New West Children's Book Review

Buffalo Molly: Tracey E. Fern’s “Buffalo Music”

A children's picture book that shows how one woman helped save the buffalo from extinction.

By Jenny Shank, 5-19-08

 

Buffalo Music
by Tracey E. Fern
Illustrated by Lauren Castillo
Clarion Books, 32 pages, $16

Last year when I was reading Michael Punke’s excellent Last Stand: George Bird Grinnell, the Battle to Save the Buffalo, and the Birth of the New West, one detail about the how buffalo came to be rescued from the brink of extinction stood out: many of Yellowstone’s buffalo came from a single herd preserved and nurtured by a woman named Mary Ann Goodnight, who settled in West Texas’s Palo Duro Canyon in 1876.  She and her husband Charles raised orphaned buffalo calves left behind after the mass slaughter, and their animals served as crucial breeding stock for the restoration of the Yellowstone herd.

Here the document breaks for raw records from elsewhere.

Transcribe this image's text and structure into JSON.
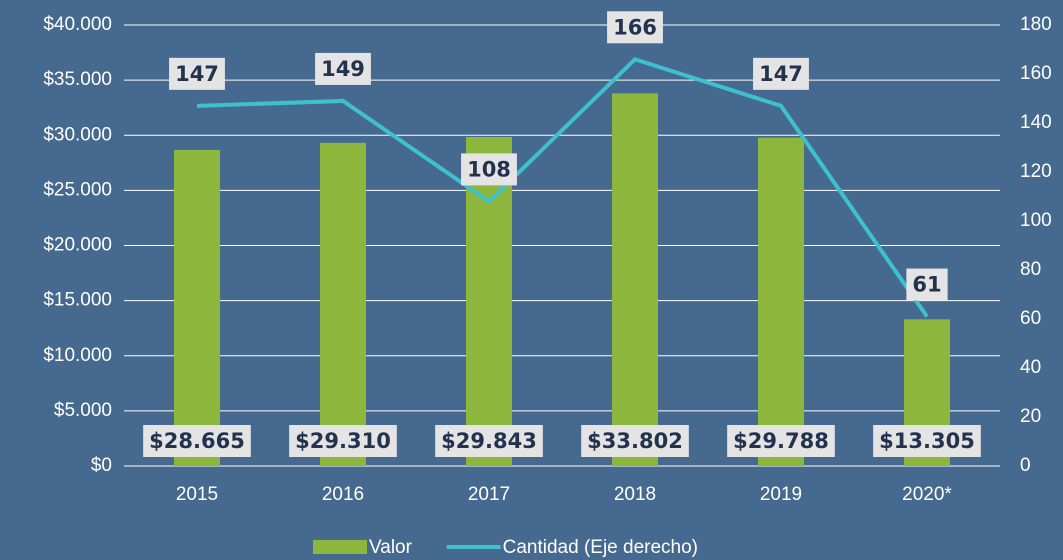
{
  "chart_data": {
    "type": "bar",
    "categories": [
      "2015",
      "2016",
      "2017",
      "2018",
      "2019",
      "2020*"
    ],
    "series": [
      {
        "name": "Valor",
        "type": "bar",
        "color": "#8db63c",
        "values": [
          28665,
          29310,
          29843,
          33802,
          29788,
          13305
        ],
        "value_labels": [
          "$28.665",
          "$29.310",
          "$29.843",
          "$33.802",
          "$29.788",
          "$13.305"
        ]
      },
      {
        "name": "Cantidad (Eje derecho)",
        "type": "line",
        "axis": "y2",
        "color": "#3ec1cf",
        "values": [
          147,
          149,
          108,
          166,
          147,
          61
        ]
      }
    ],
    "ylim": [
      0,
      40000
    ],
    "yticks": [
      {
        "value": 0,
        "label": "$0"
      },
      {
        "value": 5000,
        "label": "$5.000"
      },
      {
        "value": 10000,
        "label": "$10.000"
      },
      {
        "value": 15000,
        "label": "$15.000"
      },
      {
        "value": 20000,
        "label": "$20.000"
      },
      {
        "value": 25000,
        "label": "$25.000"
      },
      {
        "value": 30000,
        "label": "$30.000"
      },
      {
        "value": 35000,
        "label": "$35.000"
      },
      {
        "value": 40000,
        "label": "$40.000"
      }
    ],
    "y2lim": [
      0,
      180
    ],
    "y2ticks": [
      0,
      20,
      40,
      60,
      80,
      100,
      120,
      140,
      160,
      180
    ],
    "grid": true,
    "legend": "bottom"
  }
}
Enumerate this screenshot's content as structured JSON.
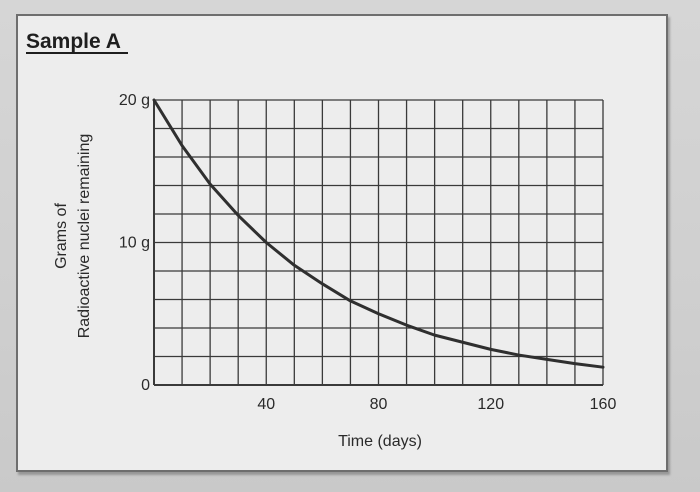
{
  "chart_data": {
    "type": "line",
    "title": "Sample A",
    "xlabel": "Time (days)",
    "ylabel_lines": [
      "Grams of",
      "Radioactive nuclei remaining"
    ],
    "xlim": [
      0,
      160
    ],
    "ylim": [
      0,
      20
    ],
    "x_ticks": [
      {
        "value": 40,
        "label": "40"
      },
      {
        "value": 80,
        "label": "80"
      },
      {
        "value": 120,
        "label": "120"
      },
      {
        "value": 160,
        "label": "160"
      }
    ],
    "y_ticks": [
      {
        "value": 0,
        "label": "0"
      },
      {
        "value": 10,
        "label": "10 g"
      },
      {
        "value": 20,
        "label": "20 g"
      }
    ],
    "grid": true,
    "grid_cols": 16,
    "grid_rows": 10,
    "series": [
      {
        "x": [
          0,
          10,
          20,
          30,
          40,
          50,
          60,
          70,
          80,
          90,
          100,
          110,
          120,
          130,
          140,
          150,
          160
        ],
        "y": [
          20,
          16.8,
          14.1,
          11.9,
          10,
          8.4,
          7.1,
          5.9,
          5,
          4.2,
          3.5,
          3.0,
          2.5,
          2.1,
          1.8,
          1.5,
          1.25
        ]
      }
    ],
    "colors": {
      "curve": "#2f2f2f",
      "grid": "#3a3a3a"
    }
  }
}
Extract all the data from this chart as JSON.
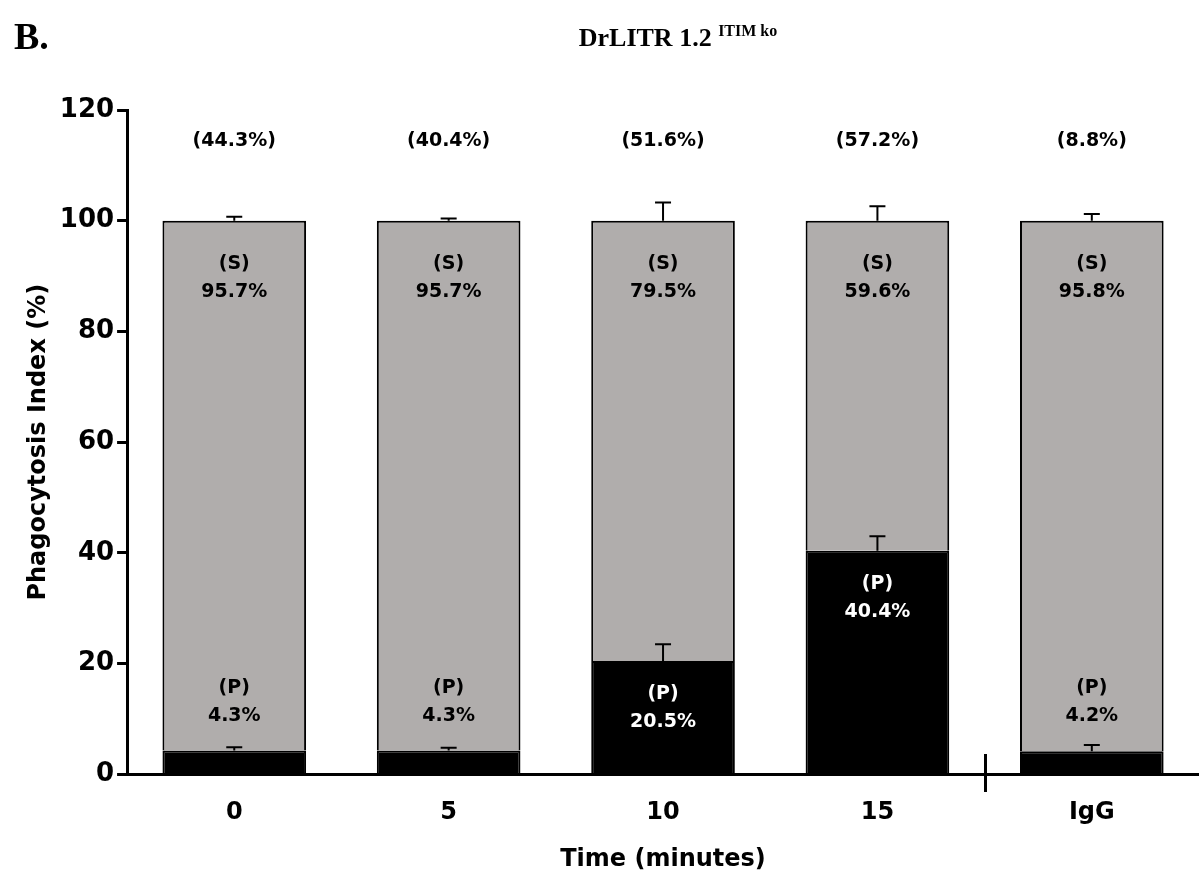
{
  "chart_data": {
    "type": "bar",
    "stacked": true,
    "title": "DrLITR 1.2 $^{ITIM ko}$",
    "xlabel": "Time (minutes)",
    "ylabel": "Phagocytosis Index (%)",
    "categories": [
      "0",
      "5",
      "10",
      "15",
      "IgG"
    ],
    "series": [
      {
        "color": "#000000",
        "values": [
          4.3,
          4.3,
          20.5,
          40.4,
          4.2
        ],
        "errors": [
          [
            4.3,
            4.9
          ],
          [
            4.3,
            4.8
          ],
          [
            20.5,
            23.5
          ],
          [
            40.4,
            43.0
          ],
          [
            4.2,
            5.3
          ]
        ],
        "value_labels": [
          "(P)\n4.3%",
          "(P)\n4.3%",
          "(P)\n20.5%",
          "(P)\n40.4%",
          "(P)\n4.2%"
        ]
      },
      {
        "color": "#b0adac",
        "values": [
          95.7,
          95.7,
          79.5,
          59.6,
          95.8
        ],
        "errors": [
          [
            100,
            100.7
          ],
          [
            100,
            100.4
          ],
          [
            100,
            103.3
          ],
          [
            100,
            102.6
          ],
          [
            100,
            101.2
          ]
        ],
        "value_labels": [
          "(S)\n95.7%",
          "(S)\n95.7%",
          "(S)\n79.5%",
          "(S)\n59.6%",
          "(S)\n95.8%"
        ]
      }
    ],
    "annotations": [
      "B.",
      "(44.3%)",
      "(40.4%)",
      "(51.6%)",
      "(57.2%)",
      "(8.8%)"
    ],
    "ylim": [
      0,
      120
    ],
    "yticks": [
      0,
      20,
      40,
      60,
      80,
      100,
      120
    ],
    "grid": false,
    "legend": false
  }
}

This seems to be the perfect tidbit to interest children in the history of the buffalo in the West, and Tracey E. Fern’s debut picture book for ages 4 to 8, Buffalo Music, tells just this tale of one pioneer woman whose actions helped avert a species’ extinction.

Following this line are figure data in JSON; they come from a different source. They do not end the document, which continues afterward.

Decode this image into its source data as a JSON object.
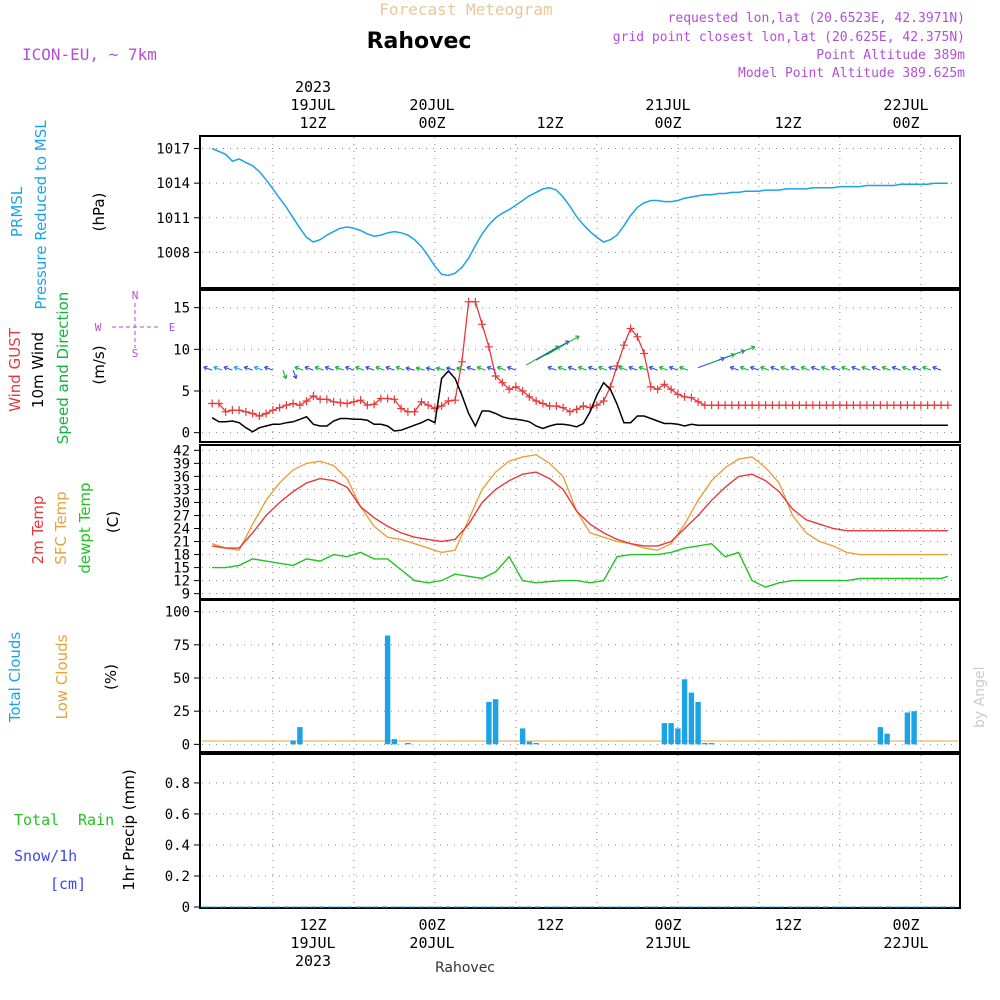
{
  "header": {
    "product": "Forecast Meteogram",
    "location": "Rahovec",
    "model": "ICON-EU, ~ 7km",
    "requested": "requested lon,lat (20.6523E, 42.3971N)",
    "grid_point": "grid point closest lon,lat (20.625E, 42.375N)",
    "point_altitude": "Point Altitude 389m",
    "model_altitude": "Model Point Altitude 389.625m",
    "credit": "by Angel",
    "footer_location": "Rahovec"
  },
  "time_axis": {
    "top_labels": [
      {
        "line1": "2023",
        "line2": "19JUL",
        "line3": "12Z"
      },
      {
        "line1": "",
        "line2": "20JUL",
        "line3": "00Z"
      },
      {
        "line1": "",
        "line2": "",
        "line3": "12Z"
      },
      {
        "line1": "",
        "line2": "21JUL",
        "line3": "00Z"
      },
      {
        "line1": "",
        "line2": "",
        "line3": "12Z"
      },
      {
        "line1": "",
        "line2": "22JUL",
        "line3": "00Z"
      }
    ],
    "bottom_labels": [
      {
        "line1": "12Z",
        "line2": "19JUL",
        "line3": "2023"
      },
      {
        "line1": "00Z",
        "line2": "20JUL",
        "line3": ""
      },
      {
        "line1": "12Z",
        "line2": "",
        "line3": ""
      },
      {
        "line1": "00Z",
        "line2": "21JUL",
        "line3": ""
      },
      {
        "line1": "12Z",
        "line2": "",
        "line3": ""
      },
      {
        "line1": "00Z",
        "line2": "22JUL",
        "line3": ""
      }
    ]
  },
  "colors": {
    "pressure": "#1ba3e8",
    "gust": "#e8383b",
    "wind": "#000000",
    "direction": "#11b53b",
    "temp2m": "#e8383b",
    "sfc_temp": "#e5a33a",
    "dewpt": "#22c322",
    "total_clouds": "#1ba3e8",
    "low_clouds": "#e5a33a",
    "rain": "#22c322",
    "snow": "#3b48e8",
    "header_purple": "#b24fd8",
    "product_title": "#e8c89a"
  },
  "chart_data": [
    {
      "type": "line",
      "panel": "pressure",
      "labels": {
        "a": "PRMSL",
        "b": "Pressure Reduced to MSL",
        "unit": "(hPa)"
      },
      "yticks": [
        1008,
        1011,
        1014,
        1017
      ],
      "ylim": [
        1005.0,
        1018.0
      ],
      "x_hours": [
        -9,
        -7,
        -6,
        -5,
        -4,
        -3,
        -2,
        -1,
        0,
        1,
        2,
        3,
        4,
        5,
        6,
        7,
        8,
        9,
        10,
        11,
        12,
        13,
        14,
        15,
        16,
        17,
        18,
        19,
        20,
        21,
        22,
        23,
        24,
        25,
        26,
        27,
        28,
        29,
        30,
        31,
        32,
        33,
        34,
        35,
        36,
        37,
        38,
        39,
        40,
        41,
        42,
        43,
        44,
        45,
        46,
        47,
        48,
        49,
        50,
        51,
        52,
        53,
        54,
        55,
        56,
        57,
        58,
        59,
        60,
        61,
        62,
        63,
        64,
        65,
        66,
        67,
        68,
        69,
        70,
        71,
        72,
        73,
        74,
        75,
        76,
        77,
        78,
        79,
        80,
        81,
        82,
        83,
        84,
        85,
        86,
        87,
        88,
        89,
        90,
        91,
        92,
        93,
        94,
        95,
        96,
        97,
        98,
        99,
        100
      ],
      "series": [
        {
          "values": [
            1017.0,
            1016.5,
            1015.9,
            1016.1,
            1015.8,
            1015.5,
            1015.0,
            1014.3,
            1013.5,
            1012.7,
            1011.9,
            1011.0,
            1010.1,
            1009.3,
            1008.9,
            1009.1,
            1009.5,
            1009.8,
            1010.1,
            1010.2,
            1010.1,
            1009.9,
            1009.6,
            1009.4,
            1009.5,
            1009.7,
            1009.8,
            1009.7,
            1009.5,
            1009.1,
            1008.5,
            1007.7,
            1006.8,
            1006.1,
            1006.0,
            1006.2,
            1006.7,
            1007.5,
            1008.6,
            1009.6,
            1010.4,
            1011.0,
            1011.4,
            1011.7,
            1012.1,
            1012.5,
            1012.9,
            1013.2,
            1013.5,
            1013.6,
            1013.4,
            1012.8,
            1012.0,
            1011.1,
            1010.4,
            1009.8,
            1009.3,
            1008.9,
            1009.1,
            1009.5,
            1010.3,
            1011.2,
            1011.9,
            1012.3,
            1012.5,
            1012.5,
            1012.4,
            1012.4,
            1012.5,
            1012.7,
            1012.8,
            1012.9,
            1013.0,
            1013.0,
            1013.1,
            1013.1,
            1013.2,
            1013.2,
            1013.3,
            1013.3,
            1013.3,
            1013.4,
            1013.4,
            1013.4,
            1013.5,
            1013.5,
            1013.5,
            1013.5,
            1013.6,
            1013.6,
            1013.6,
            1013.6,
            1013.7,
            1013.7,
            1013.7,
            1013.7,
            1013.8,
            1013.8,
            1013.8,
            1013.8,
            1013.8,
            1013.9,
            1013.9,
            1013.9,
            1013.9,
            1013.9,
            1014.0,
            1014.0,
            1014.0
          ]
        }
      ]
    },
    {
      "type": "line",
      "panel": "wind",
      "labels": {
        "gust": "Wind GUST",
        "wind": "10m Wind",
        "dir": "Speed and Direction",
        "unit": "(m/s)",
        "compass_n": "N",
        "compass_s": "S",
        "compass_w": "W",
        "compass_e": "E"
      },
      "yticks": [
        0,
        5,
        10,
        15
      ],
      "ylim": [
        -1.0,
        17.0
      ],
      "x_hours": [
        -9,
        -8,
        -7,
        -6,
        -5,
        -4,
        -3,
        -2,
        -1,
        0,
        1,
        2,
        3,
        4,
        5,
        6,
        7,
        8,
        9,
        10,
        11,
        12,
        13,
        14,
        15,
        16,
        17,
        18,
        19,
        20,
        21,
        22,
        23,
        24,
        25,
        26,
        27,
        28,
        29,
        30,
        31,
        32,
        33,
        34,
        35,
        36,
        37,
        38,
        39,
        40,
        41,
        42,
        43,
        44,
        45,
        46,
        47,
        48,
        49,
        50,
        51,
        52,
        53,
        54,
        55,
        56,
        57,
        58,
        59,
        60,
        61,
        62,
        63,
        64,
        65,
        66,
        67,
        68,
        69,
        70,
        71,
        72,
        73,
        74,
        75,
        76,
        77,
        78,
        79,
        80,
        81,
        82,
        83,
        84,
        85,
        86,
        87,
        88,
        89,
        90,
        91,
        92,
        93,
        94,
        95,
        96,
        97,
        98,
        99,
        100
      ],
      "series": [
        {
          "name": "Wind GUST",
          "values": [
            3.5,
            3.5,
            2.5,
            2.7,
            2.7,
            2.5,
            2.3,
            2.0,
            2.3,
            2.7,
            3.0,
            3.3,
            3.5,
            3.3,
            3.8,
            4.4,
            4.0,
            4.0,
            3.7,
            3.6,
            3.5,
            3.7,
            3.9,
            3.3,
            3.4,
            4.1,
            4.1,
            4.0,
            2.9,
            2.5,
            2.5,
            3.7,
            3.3,
            2.9,
            3.2,
            3.8,
            3.9,
            8.5,
            15.7,
            15.7,
            13.0,
            10.3,
            6.8,
            6.0,
            5.2,
            5.5,
            5.0,
            4.3,
            3.8,
            3.5,
            3.2,
            3.2,
            3.0,
            2.5,
            2.8,
            3.2,
            3.0,
            3.3,
            3.8,
            5.5,
            8.0,
            10.5,
            12.5,
            11.5,
            9.5,
            5.5,
            5.2,
            5.8,
            5.2,
            4.6,
            4.3,
            4.2,
            3.7,
            3.3,
            3.3,
            3.3,
            3.3,
            3.3,
            3.3,
            3.3,
            3.3,
            3.3,
            3.3,
            3.3,
            3.3,
            3.3,
            3.3,
            3.3,
            3.3,
            3.3,
            3.3,
            3.3,
            3.3,
            3.3,
            3.3,
            3.3,
            3.3,
            3.3,
            3.3,
            3.3,
            3.3,
            3.3,
            3.3,
            3.3,
            3.3,
            3.3,
            3.3,
            3.3,
            3.3,
            3.3
          ]
        },
        {
          "name": "10m Wind",
          "values": [
            1.8,
            1.3,
            1.3,
            1.4,
            1.2,
            0.6,
            0.1,
            0.6,
            0.8,
            1.0,
            1.0,
            1.2,
            1.3,
            1.6,
            1.9,
            1.0,
            0.8,
            0.8,
            1.4,
            1.7,
            1.7,
            1.6,
            1.6,
            1.5,
            1.0,
            1.0,
            0.8,
            0.2,
            0.3,
            0.6,
            0.9,
            1.2,
            1.6,
            1.2,
            6.5,
            7.4,
            6.5,
            4.5,
            2.3,
            0.8,
            2.6,
            2.6,
            2.3,
            1.9,
            1.7,
            1.6,
            1.5,
            1.3,
            0.8,
            0.5,
            0.8,
            1.0,
            1.0,
            0.9,
            0.7,
            1.1,
            2.5,
            4.5,
            6.0,
            5.2,
            3.4,
            1.2,
            1.2,
            2.0,
            2.0,
            1.7,
            1.4,
            1.1,
            1.1,
            1.0,
            0.8,
            1.0,
            0.9,
            0.9,
            0.9,
            0.9,
            0.9,
            0.9,
            0.9,
            0.9,
            0.9,
            0.9,
            0.9,
            0.9,
            0.9,
            0.9,
            0.9,
            0.9,
            0.9,
            0.9,
            0.9,
            0.9,
            0.9,
            0.9,
            0.9,
            0.9,
            0.9,
            0.9,
            0.9,
            0.9,
            0.9,
            0.9,
            0.9,
            0.9,
            0.9,
            0.9,
            0.9,
            0.9,
            0.9,
            0.9
          ]
        }
      ]
    },
    {
      "type": "line",
      "panel": "temperature",
      "labels": {
        "t2m": "2m Temp",
        "sfc": "SFC Temp",
        "dew": "dewpt Temp",
        "unit": "(C)"
      },
      "yticks": [
        9,
        12,
        15,
        18,
        21,
        24,
        27,
        30,
        33,
        36,
        39,
        42
      ],
      "ylim": [
        8.0,
        43.0
      ],
      "x_hours": [
        -9,
        -7,
        -5,
        -3,
        -1,
        1,
        3,
        5,
        7,
        9,
        11,
        13,
        15,
        17,
        19,
        21,
        23,
        25,
        27,
        29,
        31,
        33,
        35,
        37,
        39,
        41,
        43,
        45,
        47,
        49,
        51,
        53,
        55,
        57,
        59,
        61,
        63,
        65,
        67,
        69,
        71,
        73,
        75,
        77,
        79,
        81,
        83,
        85,
        87,
        89,
        91,
        93,
        95,
        97,
        99,
        100
      ],
      "series": [
        {
          "name": "2m Temp",
          "values": [
            20.0,
            19.5,
            19.5,
            23.0,
            27.0,
            30.0,
            32.5,
            34.5,
            35.5,
            35.0,
            33.5,
            29.0,
            26.5,
            24.5,
            23.0,
            22.0,
            21.5,
            21.0,
            21.5,
            25.0,
            30.0,
            33.0,
            35.0,
            36.5,
            37.0,
            35.5,
            33.0,
            28.0,
            25.0,
            23.0,
            21.5,
            20.5,
            20.0,
            20.0,
            21.0,
            24.0,
            27.0,
            30.5,
            33.5,
            36.0,
            36.5,
            35.0,
            32.5,
            28.5,
            26.0,
            25.0,
            24.0,
            23.5,
            23.5,
            23.5,
            23.5,
            23.5,
            23.5,
            23.5,
            23.5,
            23.5
          ]
        },
        {
          "name": "SFC Temp",
          "values": [
            20.5,
            19.5,
            19.0,
            25.0,
            30.5,
            34.5,
            37.5,
            39.0,
            39.5,
            38.5,
            35.5,
            29.0,
            24.5,
            22.0,
            21.5,
            20.5,
            19.5,
            18.5,
            19.0,
            26.0,
            33.0,
            37.0,
            39.5,
            40.5,
            41.0,
            39.0,
            36.0,
            28.0,
            23.0,
            22.0,
            21.0,
            20.5,
            19.5,
            19.0,
            20.5,
            25.0,
            30.5,
            35.0,
            38.0,
            40.0,
            40.5,
            38.0,
            34.5,
            27.0,
            23.0,
            21.0,
            20.0,
            18.5,
            18.0,
            18.0,
            18.0,
            18.0,
            18.0,
            18.0,
            18.0,
            18.0
          ]
        },
        {
          "name": "dewpt Temp",
          "values": [
            15.0,
            15.0,
            15.5,
            17.0,
            16.5,
            16.0,
            15.5,
            17.0,
            16.5,
            18.0,
            17.5,
            18.5,
            17.0,
            17.0,
            14.5,
            12.0,
            11.5,
            12.0,
            13.5,
            13.0,
            12.5,
            14.0,
            17.5,
            12.0,
            11.5,
            11.8,
            12.0,
            12.0,
            11.5,
            12.0,
            17.5,
            18.0,
            18.0,
            18.0,
            18.5,
            19.5,
            20.0,
            20.5,
            17.5,
            18.5,
            12.0,
            10.5,
            11.5,
            12.0,
            12.0,
            12.0,
            12.0,
            12.0,
            12.5,
            12.5,
            12.5,
            12.5,
            12.5,
            12.5,
            12.5,
            13.0
          ]
        }
      ]
    },
    {
      "type": "bar",
      "panel": "clouds",
      "labels": {
        "total": "Total Clouds",
        "low": "Low Clouds",
        "unit": "(%)"
      },
      "yticks": [
        0,
        25,
        50,
        75,
        100
      ],
      "ylim": [
        -5,
        108
      ],
      "x_hours": [
        3,
        4,
        17,
        18,
        20,
        32,
        33,
        37,
        38,
        39,
        58,
        59,
        60,
        61,
        62,
        63,
        64,
        65,
        90,
        91,
        94,
        95
      ],
      "series": [
        {
          "name": "Total Clouds",
          "values": [
            3,
            13,
            82,
            4,
            1,
            32,
            34,
            12,
            2,
            1,
            16,
            16,
            12,
            49,
            39,
            32,
            1,
            1,
            13,
            8,
            24,
            25
          ]
        }
      ]
    },
    {
      "type": "bar",
      "panel": "precip",
      "labels": {
        "total": "Total",
        "rain": "Rain",
        "snow": "Snow/1h",
        "cm": "[cm]",
        "unit": "1hr Precip (mm)"
      },
      "yticks": [
        0,
        0.2,
        0.4,
        0.6,
        0.8
      ],
      "ylim": [
        0,
        0.98
      ],
      "x_hours": [],
      "series": [
        {
          "name": "Total Rain",
          "values": []
        }
      ]
    }
  ]
}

In Fern’s book, the ranch woman is named Molly, and it seems like she’d have enough to do without taking in stray buffalo—Lauren Castillo’s drawings depict her hoeing, hanging out laundry, sweeping, and hauling buckets.  When Molly first comes to the canyon, she works along to “buffalo music”: “the huff-huff of buffalo breath,” “the scritch-scritch of buffalo scratching themselves against the cottonwoods” and “the thunder of buffalo as they drifted like a dark cloud across the prairie.”

“Buffalo are homely, feisty critters with a stubborn streak wider than the Rio Grande,” Molly explains.  “My husband, Charlie, says they remind me of my own self and that’s why I have such a fondness for them.” (Wait, did he just call his wife homely?) The couple begins to hear the firing guns of buffalo hunters, and sees the piles of bones left behind as the animals disappear.  Castillo’s drawing of the gnarled mesquite and juniper trees with Molly’s wash blowing in the dry wind drives home the desolation of the place once the buffalo are gone.

In Fern’s telling, “a cowhand name of Billie” brings Molly a pair of buffalo calves, which she takes in and begins to nurse with a bottle.  Kids will enjoy Castillo’s cute drawings of these curly-hided beasts.  Soon other ranchers bring Molly stray buffalo, and her herd begins to burgeon so that she must fend “off wolves and poachers with the long end of my rifle.” At the end of the book, Molly receives word that Yellowstone wants to rebuild its buffalo herd, and she gladly ships several of hers north in a red boxcar. 

Buffalo Music will help kids understand how the buffalo disappeared from the plains, and this story sets a good example of how the determined actions of one person who disagrees with the destruction of a species can prevent it.